Claro que después de un tiempo me fui interesando por otras cosas y toda ensalada de pendejadas quedó un poco relegada al olvido, cada tanto reflotada por alguna lucecita ovníloca como la de Bariloche o algún animal descuartizado por el Chupacabras. Hasta que en Septiembre del año 2000 la Revista de La Nación publicó una extensa nota sobre el CAIRP (Centro Argentino de Investigación y Refutación de las Pseudociencias). Y me abrió los ojos. Más aún cuando en dicho artículo Christian Sanz cuenta que creyó en el triángulo de las Bermudas hasta cruzarse con un libro de Larry Kusche ("The Bermuda Triangle Mystery - Solved"), un holandés con sentido común que se dedicó a descuartizar el libro de Berlitz y comprobar que casi todo era un cuento. Me habían abierto los ojos con una barreta y sin anestesia. Mi rabia contra el rata de Berlitz explotó en silencio.

Y me convertí al escepticismo.

Pero no intenté hacer nada para abrirle los ojos al resto del mundo hasta ahora, que veo que la ignorancia está en todas partes y se vuelve de a ratos peligrosa. Y además porque estoy disconforme con más de un racionalista que, considero, no usa realmente la razón todo lo que dice usarla y dice abolir dogmas cuando en realidad solo cambia unos dogmas por otros. Pero esto da para rato.
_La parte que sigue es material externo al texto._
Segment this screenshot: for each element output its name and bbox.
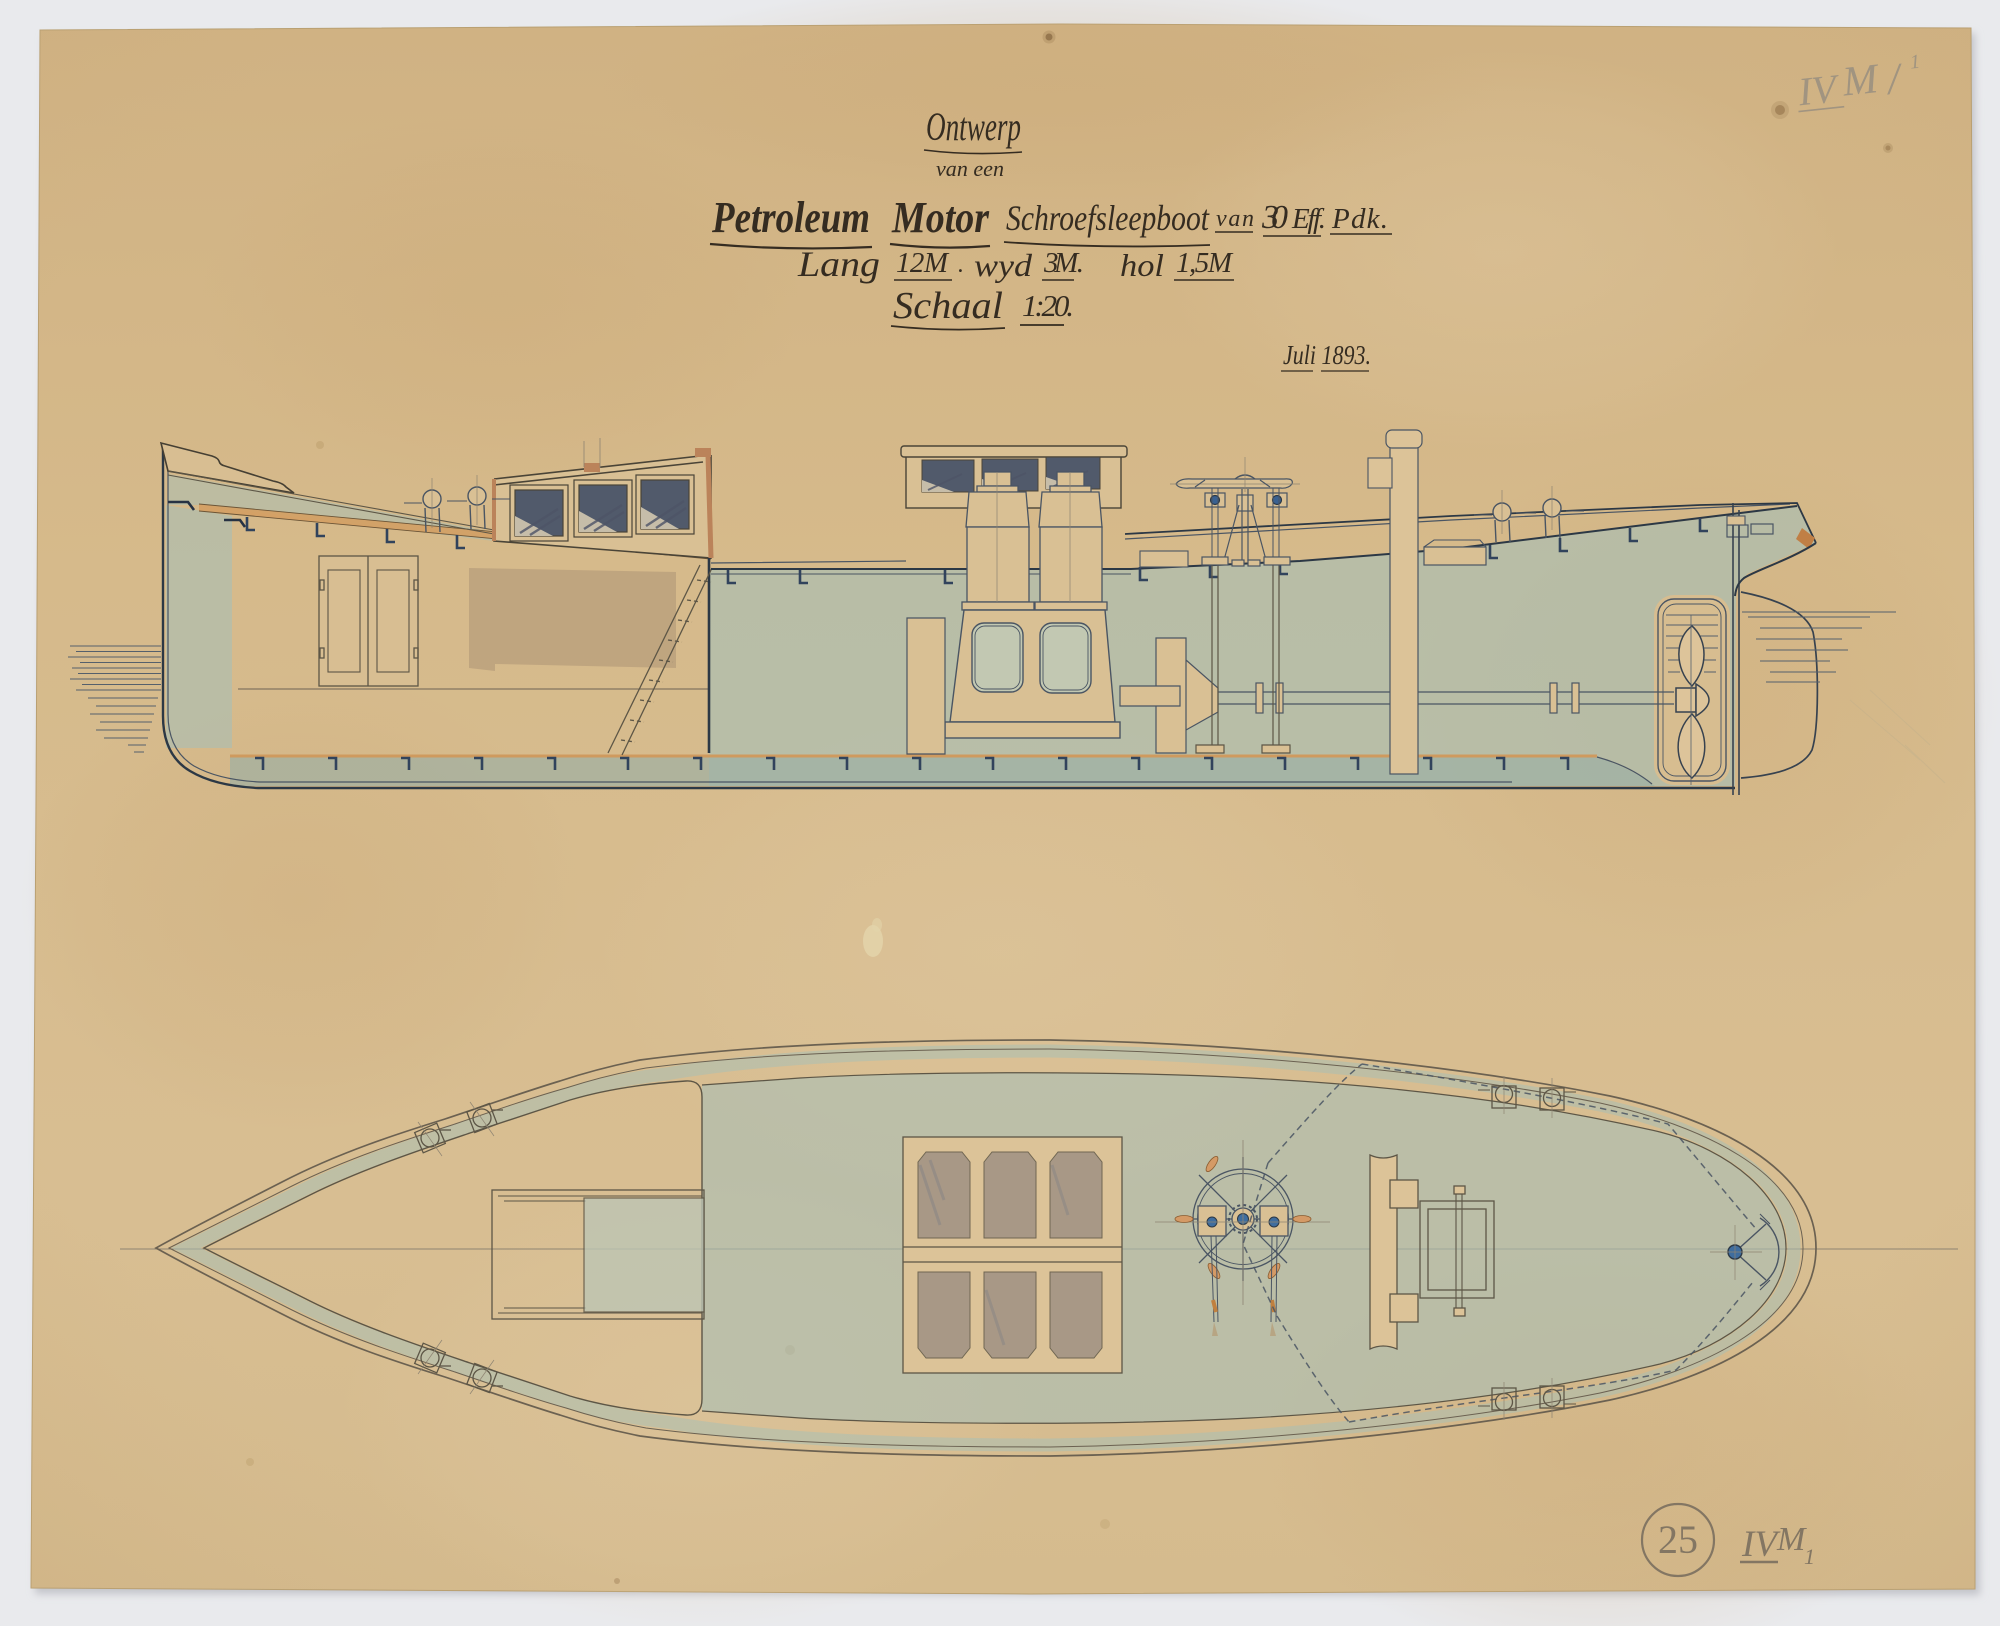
svg-text:Lang: Lang xyxy=(797,244,880,284)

La idea de este weblog es compartir, con quienes quieran leerlo, algunas reflexiones y experiencias acerca del pensamiento racional en la vida cotidiana y también un poco de su relación con la fe. Voy a dedicarme a desmenuzar con escalpelos las pendejadas que me vaya encontrando por el camino. Como el título del weblog lo indica me considero cristiano, aunque no he adherido a ningún credo oficialmente, y mi conversión es muy reciente, también voy a hacer radiografía de religiones. De eso hablare mas adelante, no me impide en modo alguno devorar alegremente cuanta patraña pseudocientífica y pseudorreligiosa se cruce en mi camino.